The April 2012 issue of California Lawyer has an article by Pamela MacLean on the Ninth Circuit's decision in Mazza v. American Honda Motor Co., 666 F.3d 581 (9th Cir. 2012).
As I mentioned in this blog post, rehearing was denied in Mazza on March 16, 2012.
Incidentally, on March 6, 2012, Judge David O. Carter of the Central District of California issued a very interesting order construing Mazza. Bruno v. Quten Research Inst., LLC, ___ F.R.D. ___, 2011 WL 5592880, *15-*26 (C.D. Cal. Nov. 14, 2011). (For some reason, Westlaw appended the March 2012 order to the end of an earlier order and gave them both the same cite. The new order starts at page *15.)

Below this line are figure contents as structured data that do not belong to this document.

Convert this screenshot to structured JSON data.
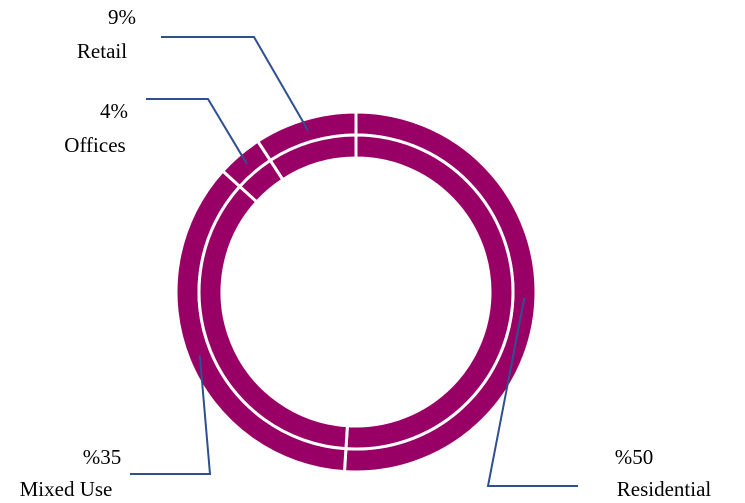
{
  "chart_data": {
    "type": "pie",
    "variant": "donut",
    "title": "",
    "slices": [
      {
        "category": "Residential",
        "value": 50,
        "value_label": "%50"
      },
      {
        "category": "Mixed Use",
        "value": 35,
        "value_label": "%35"
      },
      {
        "category": "Offices",
        "value": 4,
        "value_label": "4%"
      },
      {
        "category": "Retail",
        "value": 9,
        "value_label": "9%"
      }
    ],
    "start_angle_deg": 0,
    "direction": "clockwise",
    "legend": "none",
    "colors": {
      "slice_fill": "#990066",
      "slice_separator": "#ffffff",
      "leader_line": "#2f4f8f",
      "label_text": "#000000"
    }
  }
}
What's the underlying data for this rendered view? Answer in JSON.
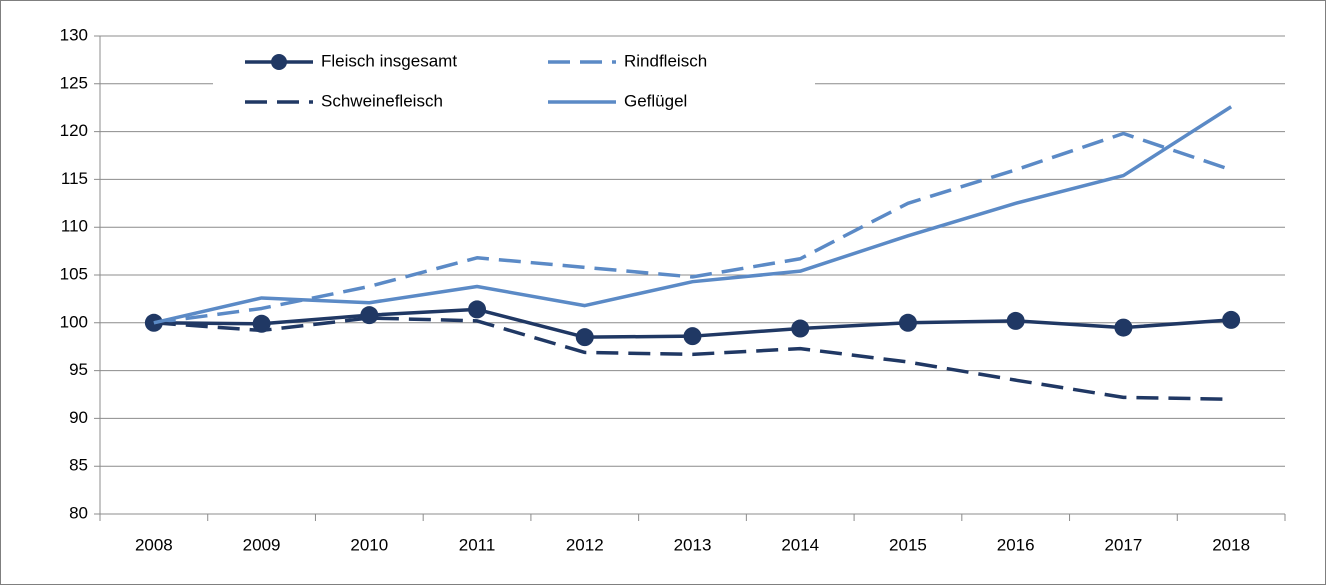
{
  "chart_data": {
    "type": "line",
    "categories": [
      "2008",
      "2009",
      "2010",
      "2011",
      "2012",
      "2013",
      "2014",
      "2015",
      "2016",
      "2017",
      "2018"
    ],
    "series": [
      {
        "name": "Fleisch insgesamt",
        "color": "#203864",
        "dashed": false,
        "markers": true,
        "values": [
          100,
          99.9,
          100.8,
          101.4,
          98.5,
          98.6,
          99.4,
          100.0,
          100.2,
          99.5,
          100.3
        ]
      },
      {
        "name": "Rindfleisch",
        "color": "#5b8ac6",
        "dashed": true,
        "markers": false,
        "values": [
          100,
          101.5,
          103.8,
          106.8,
          105.8,
          104.8,
          106.7,
          112.5,
          116.0,
          119.8,
          116.0
        ]
      },
      {
        "name": "Schweinefleisch",
        "color": "#203864",
        "dashed": true,
        "markers": false,
        "values": [
          100,
          99.2,
          100.5,
          100.2,
          96.9,
          96.7,
          97.3,
          95.9,
          94.0,
          92.2,
          92.0
        ]
      },
      {
        "name": "Geflügel",
        "color": "#5b8ac6",
        "dashed": false,
        "markers": false,
        "values": [
          100,
          102.6,
          102.1,
          103.8,
          101.8,
          104.3,
          105.4,
          109.1,
          112.5,
          115.4,
          122.6
        ]
      }
    ],
    "ylim": [
      80,
      130
    ],
    "yticks": [
      80,
      85,
      90,
      95,
      100,
      105,
      110,
      115,
      120,
      125,
      130
    ],
    "grid": true,
    "legend": "top-left"
  }
}
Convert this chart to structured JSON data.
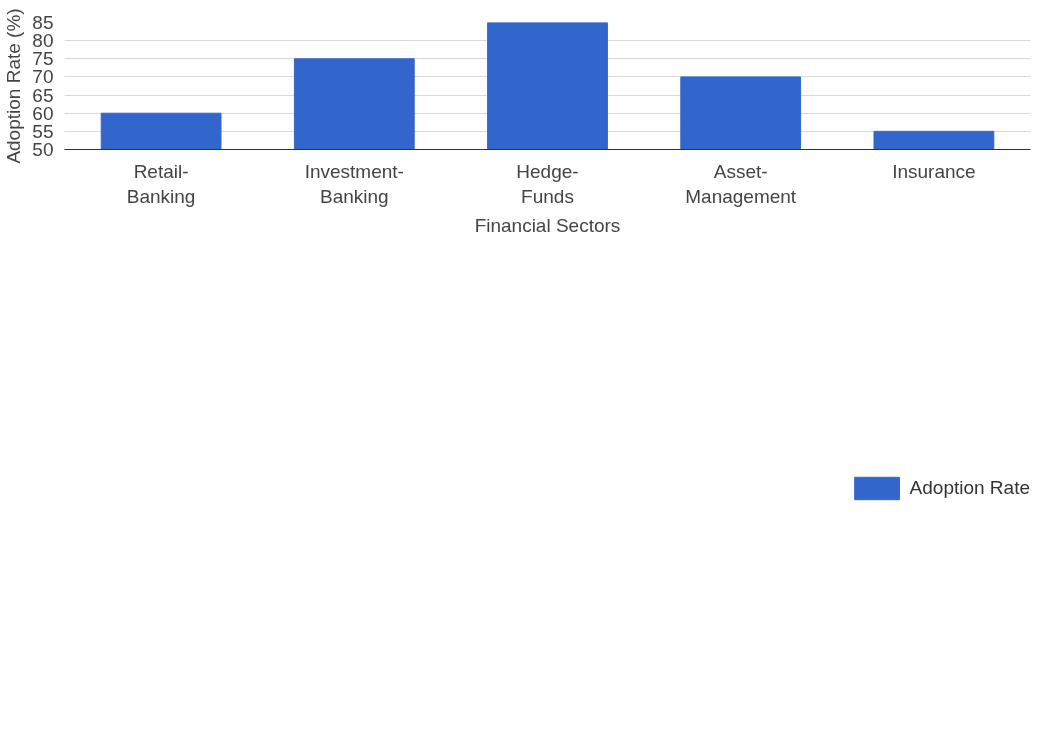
{
  "chart_data": {
    "type": "bar",
    "xlabel": "Financial Sectors",
    "ylabel": "Adoption Rate (%)",
    "categories": [
      "Retail-\nBanking",
      "Investment-\nBanking",
      "Hedge-\nFunds",
      "Asset-\nManagement",
      "Insurance"
    ],
    "series": [
      {
        "name": "Adoption Rate",
        "color": "#3366cc",
        "values": [
          60,
          75,
          85,
          70,
          55
        ]
      }
    ],
    "ylim": [
      50,
      85
    ],
    "yticks": [
      50,
      55,
      60,
      65,
      70,
      75,
      80,
      85
    ],
    "grid": "y",
    "legend": "bottom"
  }
}
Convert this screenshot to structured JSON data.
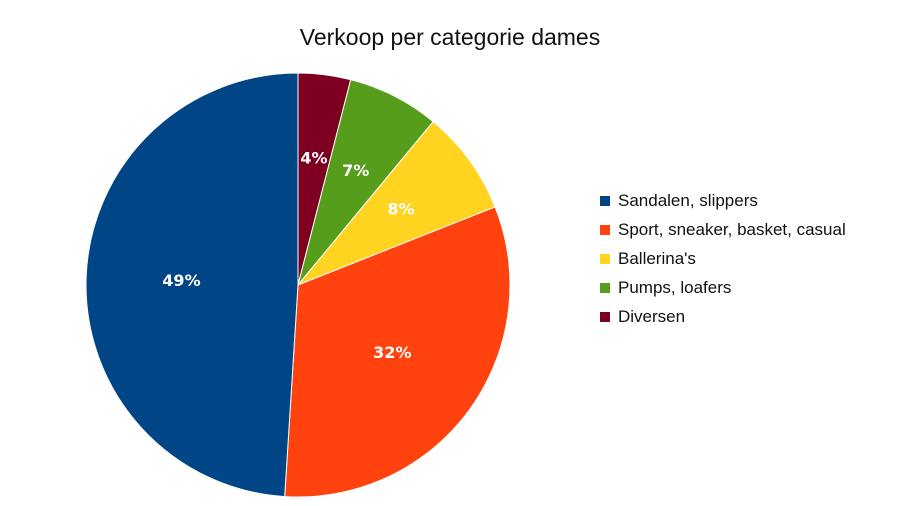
{
  "chart_data": {
    "type": "pie",
    "title": "Verkoop per categorie dames",
    "categories": [
      "Sandalen, slippers",
      "Sport, sneaker, basket, casual",
      "Ballerina's",
      "Pumps, loafers",
      "Diversen"
    ],
    "values": [
      49,
      32,
      8,
      7,
      4
    ],
    "labels": [
      "49%",
      "32%",
      "8%",
      "7%",
      "4%"
    ],
    "colors": [
      "#004586",
      "#ff420e",
      "#ffd320",
      "#579d1c",
      "#7e0021"
    ],
    "legend_position": "right"
  }
}
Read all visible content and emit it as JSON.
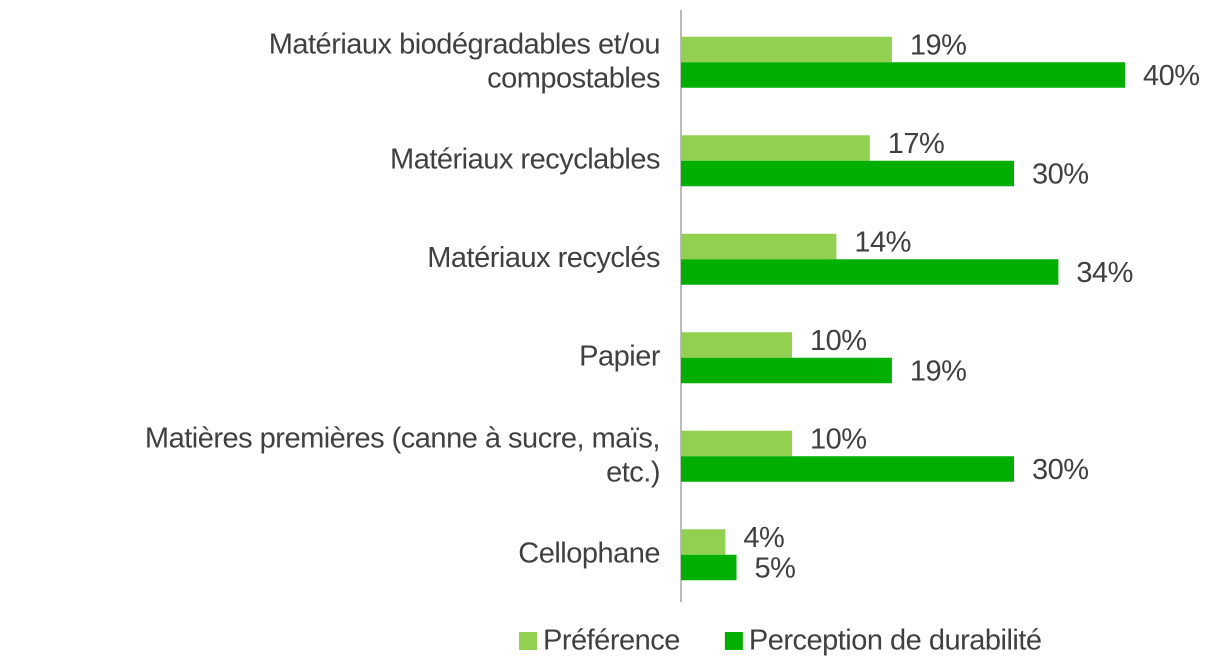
{
  "chart_data": {
    "type": "hbar",
    "categories": [
      "Matériaux biodégradables et/ou\ncompostables",
      "Matériaux recyclables",
      "Matériaux recyclés",
      "Papier",
      "Matières premières (canne à sucre, maïs,\netc.)",
      "Cellophane"
    ],
    "series": [
      {
        "name": "Préférence",
        "color": "#92d050",
        "values": [
          19,
          17,
          14,
          10,
          10,
          4
        ],
        "value_labels": [
          "19%",
          "17%",
          "14%",
          "10%",
          "10%",
          "4%"
        ]
      },
      {
        "name": "Perception de durabilité",
        "color": "#00b000",
        "values": [
          40,
          30,
          34,
          19,
          30,
          5
        ],
        "value_labels": [
          "40%",
          "30%",
          "34%",
          "19%",
          "30%",
          "5%"
        ]
      }
    ],
    "xlim": [
      0,
      40
    ],
    "legend": "bottom"
  }
}
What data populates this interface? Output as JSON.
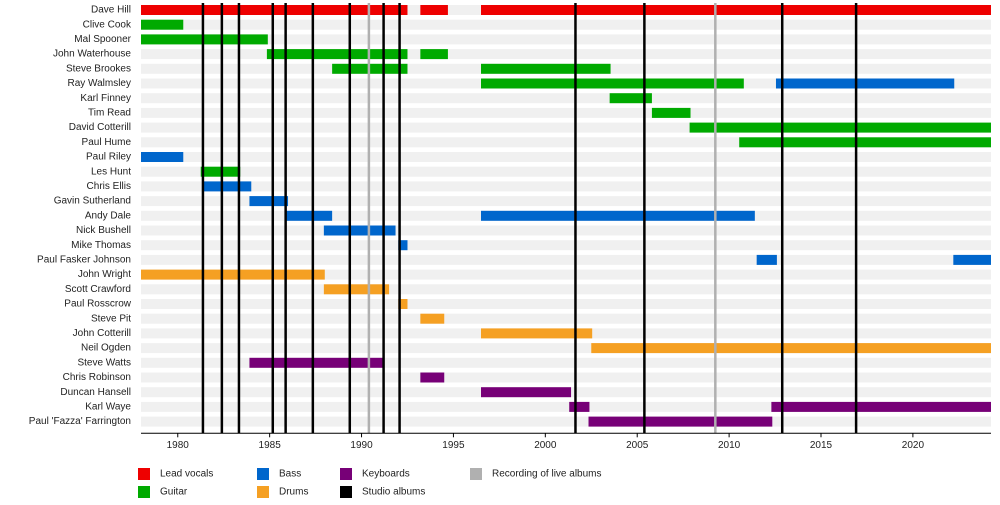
{
  "chart_data": {
    "type": "timeline",
    "xlim": [
      1978,
      2024.25
    ],
    "xticks": [
      1980,
      1985,
      1990,
      1995,
      2000,
      2005,
      2010,
      2015,
      2020
    ],
    "roles": [
      {
        "name": "Lead vocals",
        "color": "#ee0000"
      },
      {
        "name": "Guitar",
        "color": "#00aa00"
      },
      {
        "name": "Bass",
        "color": "#0066cc"
      },
      {
        "name": "Drums",
        "color": "#f5a023"
      },
      {
        "name": "Keyboards",
        "color": "#770077"
      }
    ],
    "events": [
      {
        "name": "Studio albums",
        "color": "#000000",
        "x": [
          1981.37,
          1982.4,
          1983.33,
          1985.17,
          1985.87,
          1987.35,
          1989.36,
          1991.2,
          1992.07,
          2001.64,
          2005.39,
          2012.89,
          2016.91
        ]
      },
      {
        "name": "Recording of live albums",
        "color": "#b0b0b0",
        "x": [
          1990.4,
          2009.25
        ]
      }
    ],
    "members": [
      {
        "name": "Dave Hill",
        "bars": [
          {
            "color": "#ee0000",
            "start": 1978,
            "end": 1992.5
          },
          {
            "color": "#ee0000",
            "start": 1993.2,
            "end": 1994.7
          },
          {
            "color": "#ee0000",
            "start": 1996.5,
            "end": 2024.25
          }
        ]
      },
      {
        "name": "Clive Cook",
        "bars": [
          {
            "color": "#00aa00",
            "start": 1978,
            "end": 1980.3
          }
        ]
      },
      {
        "name": "Mal Spooner",
        "bars": [
          {
            "color": "#00aa00",
            "start": 1978,
            "end": 1984.9
          }
        ]
      },
      {
        "name": "John Waterhouse",
        "bars": [
          {
            "color": "#00aa00",
            "start": 1984.85,
            "end": 1992.5
          },
          {
            "color": "#00aa00",
            "start": 1993.2,
            "end": 1994.7
          }
        ]
      },
      {
        "name": "Steve Brookes",
        "bars": [
          {
            "color": "#00aa00",
            "start": 1988.4,
            "end": 1992.5
          },
          {
            "color": "#00aa00",
            "start": 1996.5,
            "end": 2003.55
          }
        ]
      },
      {
        "name": "Ray Walmsley",
        "bars": [
          {
            "color": "#00aa00",
            "start": 1996.5,
            "end": 2010.8
          },
          {
            "color": "#0066cc",
            "start": 2012.55,
            "end": 2022.25
          }
        ]
      },
      {
        "name": "Karl Finney",
        "bars": [
          {
            "color": "#00aa00",
            "start": 2003.5,
            "end": 2005.8
          }
        ]
      },
      {
        "name": "Tim Read",
        "bars": [
          {
            "color": "#00aa00",
            "start": 2005.8,
            "end": 2007.9
          }
        ]
      },
      {
        "name": "David Cotterill",
        "bars": [
          {
            "color": "#00aa00",
            "start": 2007.85,
            "end": 2024.25
          }
        ]
      },
      {
        "name": "Paul Hume",
        "bars": [
          {
            "color": "#00aa00",
            "start": 2010.55,
            "end": 2024.25
          }
        ]
      },
      {
        "name": "Paul Riley",
        "bars": [
          {
            "color": "#0066cc",
            "start": 1978,
            "end": 1980.3
          }
        ]
      },
      {
        "name": "Les Hunt",
        "bars": [
          {
            "color": "#00aa00",
            "start": 1981.25,
            "end": 1983.4
          }
        ]
      },
      {
        "name": "Chris Ellis",
        "bars": [
          {
            "color": "#0066cc",
            "start": 1981.4,
            "end": 1984
          }
        ]
      },
      {
        "name": "Gavin Sutherland",
        "bars": [
          {
            "color": "#0066cc",
            "start": 1983.9,
            "end": 1986
          }
        ]
      },
      {
        "name": "Andy Dale",
        "bars": [
          {
            "color": "#0066cc",
            "start": 1985.9,
            "end": 1988.4
          },
          {
            "color": "#0066cc",
            "start": 1996.5,
            "end": 2011.4
          }
        ]
      },
      {
        "name": "Nick Bushell",
        "bars": [
          {
            "color": "#0066cc",
            "start": 1987.95,
            "end": 1991.85
          }
        ]
      },
      {
        "name": "Mike Thomas",
        "bars": [
          {
            "color": "#0066cc",
            "start": 1992,
            "end": 1992.5
          }
        ]
      },
      {
        "name": "Paul Fasker Johnson",
        "bars": [
          {
            "color": "#0066cc",
            "start": 2011.5,
            "end": 2012.6
          },
          {
            "color": "#0066cc",
            "start": 2022.2,
            "end": 2024.25
          }
        ]
      },
      {
        "name": "John Wright",
        "bars": [
          {
            "color": "#f5a023",
            "start": 1978,
            "end": 1988
          }
        ]
      },
      {
        "name": "Scott Crawford",
        "bars": [
          {
            "color": "#f5a023",
            "start": 1987.95,
            "end": 1991.5
          }
        ]
      },
      {
        "name": "Paul Rosscrow",
        "bars": [
          {
            "color": "#f5a023",
            "start": 1992,
            "end": 1992.5
          }
        ]
      },
      {
        "name": "Steve Pit",
        "bars": [
          {
            "color": "#f5a023",
            "start": 1993.2,
            "end": 1994.5
          }
        ]
      },
      {
        "name": "John Cotterill",
        "bars": [
          {
            "color": "#f5a023",
            "start": 1996.5,
            "end": 2002.55
          }
        ]
      },
      {
        "name": "Neil Ogden",
        "bars": [
          {
            "color": "#f5a023",
            "start": 2002.5,
            "end": 2024.25
          }
        ]
      },
      {
        "name": "Steve Watts",
        "bars": [
          {
            "color": "#770077",
            "start": 1983.9,
            "end": 1991.2
          }
        ]
      },
      {
        "name": "Chris Robinson",
        "bars": [
          {
            "color": "#770077",
            "start": 1993.2,
            "end": 1994.5
          }
        ]
      },
      {
        "name": "Duncan Hansell",
        "bars": [
          {
            "color": "#770077",
            "start": 1996.5,
            "end": 2001.4
          }
        ]
      },
      {
        "name": "Karl Waye",
        "bars": [
          {
            "color": "#770077",
            "start": 2001.3,
            "end": 2002.4
          },
          {
            "color": "#770077",
            "start": 2012.3,
            "end": 2024.25
          }
        ]
      },
      {
        "name": "Paul 'Fazza' Farrington",
        "bars": [
          {
            "color": "#770077",
            "start": 2002.35,
            "end": 2012.35
          }
        ]
      }
    ]
  }
}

Judge Carter denied the defendants' motion to decertify the nationwide class and/or for reconsideration of the class certification order based on Mazza:
Defendants' argument fails because Mazza is not a material change in the law, given that: (1) Mazza did not and could not change state substantive law articulated by the California Supreme Court; (2) Mazza did not and could not overrule Ninth Circuit precedent interpreting state law; and (3) Defendants' interpretation of Mazza contradicts the express purpose of the Class Action Fairness Act. Alternatively, Mazza is distinguishable from the present case because Defendants' briefing in the prior motion differs from that of the defendants in Mazza and the facts of this case differ from those in Mazza.
Id. at *15 (emphasis in original). In short, Judge Carter recognized what many commentators have also perceived: Mazza misapplied California choice-of-law rules. The complete order is worth a careful read.